As the Million Hoodies March in New York City got underway on Wed., city commissioners in Sanford, Fla., voted “no confidence” in Police Chief Bill Lee Jr. (3-2) following a motion made by Commissioner Mark McCarty as a result of the growing media coverage and national outrage of the death of 17-year-old Trayvon Martin: “I take no pleasure in a public flogging of our police chief, but he really should turn in his resignation,” McCarty said during the meeting.
The responsibility now falls on City Manager Norton Bonaparte Jr., Lee’s boss, to ask for his resignation or fire him.
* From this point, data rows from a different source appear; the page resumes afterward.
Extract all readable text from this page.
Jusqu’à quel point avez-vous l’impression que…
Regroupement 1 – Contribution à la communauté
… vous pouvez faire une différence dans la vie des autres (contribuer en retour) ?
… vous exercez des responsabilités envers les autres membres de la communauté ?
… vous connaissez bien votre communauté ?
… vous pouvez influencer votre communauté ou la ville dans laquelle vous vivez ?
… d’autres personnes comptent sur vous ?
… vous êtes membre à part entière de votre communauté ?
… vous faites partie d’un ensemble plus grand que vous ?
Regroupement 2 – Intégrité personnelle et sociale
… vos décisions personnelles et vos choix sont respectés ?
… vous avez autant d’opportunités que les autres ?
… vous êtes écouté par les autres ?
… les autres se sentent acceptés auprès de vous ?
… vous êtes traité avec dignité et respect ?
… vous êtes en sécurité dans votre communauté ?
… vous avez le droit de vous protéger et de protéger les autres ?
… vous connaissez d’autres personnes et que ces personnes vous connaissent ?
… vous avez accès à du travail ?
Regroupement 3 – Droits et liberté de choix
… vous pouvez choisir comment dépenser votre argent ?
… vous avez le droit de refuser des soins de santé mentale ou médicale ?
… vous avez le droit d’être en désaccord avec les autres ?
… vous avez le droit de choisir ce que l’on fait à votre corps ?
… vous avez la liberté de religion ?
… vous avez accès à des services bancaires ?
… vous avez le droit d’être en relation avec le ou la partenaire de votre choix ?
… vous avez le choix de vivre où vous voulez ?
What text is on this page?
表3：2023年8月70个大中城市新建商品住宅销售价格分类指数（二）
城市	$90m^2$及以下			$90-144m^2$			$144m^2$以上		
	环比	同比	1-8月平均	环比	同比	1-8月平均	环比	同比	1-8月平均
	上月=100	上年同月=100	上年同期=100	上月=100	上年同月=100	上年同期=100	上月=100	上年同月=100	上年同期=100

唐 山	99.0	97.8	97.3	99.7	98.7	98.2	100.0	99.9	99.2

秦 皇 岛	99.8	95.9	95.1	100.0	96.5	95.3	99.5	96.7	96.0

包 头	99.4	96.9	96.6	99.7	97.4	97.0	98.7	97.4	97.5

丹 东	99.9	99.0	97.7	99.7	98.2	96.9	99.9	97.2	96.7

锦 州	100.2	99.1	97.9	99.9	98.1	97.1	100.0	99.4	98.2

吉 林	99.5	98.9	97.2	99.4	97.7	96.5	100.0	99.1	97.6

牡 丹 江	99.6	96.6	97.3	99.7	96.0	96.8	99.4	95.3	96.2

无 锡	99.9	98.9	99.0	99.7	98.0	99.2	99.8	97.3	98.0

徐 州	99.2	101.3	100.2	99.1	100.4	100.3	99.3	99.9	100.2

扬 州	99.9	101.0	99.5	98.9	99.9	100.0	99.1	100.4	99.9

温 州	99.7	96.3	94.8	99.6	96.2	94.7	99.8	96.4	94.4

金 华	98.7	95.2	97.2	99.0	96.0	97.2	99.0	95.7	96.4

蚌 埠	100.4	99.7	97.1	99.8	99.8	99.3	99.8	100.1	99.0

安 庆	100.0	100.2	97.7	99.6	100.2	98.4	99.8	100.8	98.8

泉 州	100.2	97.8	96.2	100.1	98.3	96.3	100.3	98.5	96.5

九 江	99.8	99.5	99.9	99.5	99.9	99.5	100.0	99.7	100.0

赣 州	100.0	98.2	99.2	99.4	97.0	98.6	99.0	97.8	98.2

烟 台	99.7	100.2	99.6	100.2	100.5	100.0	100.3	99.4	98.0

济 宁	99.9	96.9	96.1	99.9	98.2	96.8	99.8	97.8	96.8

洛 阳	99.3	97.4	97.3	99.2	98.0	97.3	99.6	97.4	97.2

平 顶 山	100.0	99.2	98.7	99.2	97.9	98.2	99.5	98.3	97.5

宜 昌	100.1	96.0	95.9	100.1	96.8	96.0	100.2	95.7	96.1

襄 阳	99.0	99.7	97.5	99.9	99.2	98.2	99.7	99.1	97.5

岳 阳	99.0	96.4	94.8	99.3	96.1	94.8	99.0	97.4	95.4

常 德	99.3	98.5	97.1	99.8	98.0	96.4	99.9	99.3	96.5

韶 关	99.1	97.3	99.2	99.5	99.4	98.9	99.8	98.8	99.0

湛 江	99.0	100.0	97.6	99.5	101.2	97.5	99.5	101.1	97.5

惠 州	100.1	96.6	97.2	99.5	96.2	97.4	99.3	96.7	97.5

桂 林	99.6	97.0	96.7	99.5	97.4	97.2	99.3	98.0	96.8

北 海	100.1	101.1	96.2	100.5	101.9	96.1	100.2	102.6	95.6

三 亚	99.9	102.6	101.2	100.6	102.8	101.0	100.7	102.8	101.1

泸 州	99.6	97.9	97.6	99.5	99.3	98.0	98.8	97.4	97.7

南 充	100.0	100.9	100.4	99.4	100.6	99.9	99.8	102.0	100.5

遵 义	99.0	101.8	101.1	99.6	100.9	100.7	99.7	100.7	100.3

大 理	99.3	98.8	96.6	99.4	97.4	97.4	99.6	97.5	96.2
While he called the vote “a strong statement”, he added that he wants to wait for the Justice Department and State Attorney’s Office investigations to be completed before he makes a decision. Lee has served as chief for only 10 months after the job was taken from Brian Tooley, who failed to act promptly after a police lieutenant’s son attacked a homeless man and police didn’t arrest him even though it was video recorded and the video was in police possession.
The vote comes following the release of a letter Bonaparte issued to answer some of the most frequently asked questions surrounding the Trayvon Martin case (READ THE LETTER). In addition, the commission voted to move Monday’s City Commission meeting to the Sanford Civic Center (401 E. Seminole Blvd. Sanford, FL 32771) to accommodate the massive crowd expected to attend with the meeting being fully devoted to the case. Members of Trayvon Martin’s family are expected to speak, and the Trayvon Martin March for Justice, led by Empower Movement, has been relocated, as well. Marchers are asked to gather at Centennial Park (400 Park Avenue, Sanford, FL 32771) at 4 p.m. to march to the civic center.
Although George Zimmerman, the self-appointed neighborhood watch captain who shot and killed Trayvon Martin in “self-defense”, has yet to be charged, the sponsor of the law with which he’s used to avoid prosecution thus far issued an op-ed piece on Wednesday that Zimmerman is not covered under the law he helped create. Florida Rep. Dennis Baxley (R) wrote “to clarify that this law does not seem to be applicable to the tragedy that happened in Sanford”:
There is nothing in the castle doctrine as found in Florida statutes that authenticates or provides for the opportunity to pursue and confront individuals, it simply protects those who would be potential victims by allowing for force to be used in self-defense…However, the castle doctrine does not provide protection to individuals who seek to pursue and confront others, as is allegedly the case in the Trayvon Martin tragedy in Sanford.
U.S. Justice Department officials, including Roy L. Austin Jr., the deputy assistant attorney general for the Civil Rights Division, are expected to meet with Trayvon Martin’s parents, Tracy Martin and Sybrina Fulton, on Thursday. Al Sharpton, whose mother died early Thursday morning, will hold a rally in Sanford at the First Shiloh Baptist Church. The National Action Network President tweeted “my mom would have wanted me to”.